27 Novembre 2021 - Ultimo aggiornamento il: 27 Novembre 2021 alle 18:44:00

Spettacolo

Cantieri navali Tosi. La storia in mostra


TARANTO – I Cantieri Tosi e la cantieristica navale. Tra Storia e Patrimonio industriale. Con questo titolo si apre mercoledì 5 dicembre alle ore 17 presso il Castello Aragonese di Taranto la mostra fotografica e documentaria, curata dalla Fondazione Michelagnoli. L’iniziativa realizzata in collaborazione con Aipai (Associazione Italiana per il Patrimonio Archeologico Industriale), Archivio di Stato di Taranto, Arsenale Militare Marittimo di Taranto, CNR-IBAM di Lecce (Istituto per i Beni Archeologici e Monumentali), Ordine degli Architetti della Provincia di Taranto, Università della Basilicata – Facoltà di Architettura, propone anche un prezioso catalogo della mostra, ricco di belle immagini d’epoca, che accoglie gli approfondimenti di alcuni esperti.

La mostra si apre con un convegno sul tema cui intervengono il prof.
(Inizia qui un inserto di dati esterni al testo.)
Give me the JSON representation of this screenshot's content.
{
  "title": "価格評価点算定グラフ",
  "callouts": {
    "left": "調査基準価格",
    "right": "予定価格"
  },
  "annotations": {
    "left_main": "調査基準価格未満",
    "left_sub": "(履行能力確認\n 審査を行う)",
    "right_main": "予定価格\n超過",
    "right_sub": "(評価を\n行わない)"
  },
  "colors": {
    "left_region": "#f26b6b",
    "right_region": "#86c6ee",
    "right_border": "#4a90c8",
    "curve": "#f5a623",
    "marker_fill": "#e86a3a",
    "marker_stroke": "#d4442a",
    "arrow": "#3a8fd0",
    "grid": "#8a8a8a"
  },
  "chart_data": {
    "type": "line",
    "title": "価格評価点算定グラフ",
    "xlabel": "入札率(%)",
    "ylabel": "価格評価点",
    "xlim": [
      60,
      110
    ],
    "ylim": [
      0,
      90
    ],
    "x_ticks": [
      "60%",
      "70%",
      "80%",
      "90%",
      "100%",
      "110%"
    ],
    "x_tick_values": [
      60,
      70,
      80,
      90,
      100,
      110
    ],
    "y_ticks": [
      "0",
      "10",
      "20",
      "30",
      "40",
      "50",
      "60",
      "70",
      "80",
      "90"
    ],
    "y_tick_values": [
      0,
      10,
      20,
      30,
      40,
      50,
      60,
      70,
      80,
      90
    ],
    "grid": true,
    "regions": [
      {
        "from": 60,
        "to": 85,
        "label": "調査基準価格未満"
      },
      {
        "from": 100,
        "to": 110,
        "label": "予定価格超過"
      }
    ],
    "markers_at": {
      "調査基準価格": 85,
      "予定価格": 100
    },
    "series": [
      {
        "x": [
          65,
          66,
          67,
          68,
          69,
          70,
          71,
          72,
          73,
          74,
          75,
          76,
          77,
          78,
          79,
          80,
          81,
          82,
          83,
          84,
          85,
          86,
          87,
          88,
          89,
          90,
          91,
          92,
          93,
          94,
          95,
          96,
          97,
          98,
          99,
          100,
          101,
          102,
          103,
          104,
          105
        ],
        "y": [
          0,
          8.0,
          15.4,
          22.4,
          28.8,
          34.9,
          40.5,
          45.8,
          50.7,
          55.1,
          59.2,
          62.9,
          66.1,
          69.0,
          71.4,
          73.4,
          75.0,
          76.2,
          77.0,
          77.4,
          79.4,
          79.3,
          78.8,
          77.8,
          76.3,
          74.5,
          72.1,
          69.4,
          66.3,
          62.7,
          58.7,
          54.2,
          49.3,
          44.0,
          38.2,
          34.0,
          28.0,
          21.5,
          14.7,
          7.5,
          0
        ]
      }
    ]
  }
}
Vittorio De Marco, l’Ammiraglio Ermenegildo Ugazzi, sommergibilista, Comandante in Capo del Dipartimento MMI dello Jonio e del Canale d’Otranto e il prof. Arch. Antonio Conte. Il coordinamento del Convegno è affidato all’Ing. Salvatore Mellea, direttore generale della Fondazione Michelagnoli, che ha curato la mostra e, insieme all’Arch. Antonio Monte, la pubblicazione del catalogo. Dedicata alla storia del Cantiere navale -costruito nel 1914 alle soglie della prima guerra mondiale- e al rapporto evolutivo con il territorio e la comunità, la mostra racconta la storia degli operai che negli ottanta anni di attività del Cantiere vi hanno investito la loro abilità e la loro energia. Belle immagini e documentazioni storiche ripercorrono la vita del Cantiere, illustrano l’idea imprenditoriale del fondatore Gianfranco Tosi, la nascita del Cantiere, le sue produzioni e la sua evoluzione, vista anche con l’aiuto della cronaca attenta del settimanale tarantino dell’epoca,“La Voce del Popolo”. Il contributo dei Cantieri Tosi al rinnovamento dell’arma subacquea della Regia Marina fu importante e la sua produzione di battelli subacquei, in particolar modo di sommergibili oceanici e posamine, molto significativa e di alta qualità e grande efficienza. I sommergibili della classe Mameli costruiti a Taranto divennero famosi in tutto il mondo per il primato mondiale di immersione. Ogni tipo di sommergibile realizzato accentrava quanto di più perfetto era stato eseguito nel campo delle costruzioni navali di sommergibili, tanto che la Marina Argentina commissionò ai Cantieri la costruzione di tre sommergibili passati alla storia come “los Tarantinos”. Nella mostra rare fotografie d’epoca raccontano la storia delle navi e dei sommergibili italiani costruiti a Taranto dal 1916, epoca del varo della prima costruzione dei Cantieri, il rimorchiatore Villa Fiorita, fino al declino e alla irizzazione dei Cantieri ormai ex Tosi. Per visitare la mostra (ingresso gratuito) si può accedere dall’ingresso principale del Castello Aragonese di Taranto fino al 6 gennaio 2013 tutti i giorni, domenica e festivi compresi, durante il normale orario di visita del Castello dalle 9.30 alle 24.00.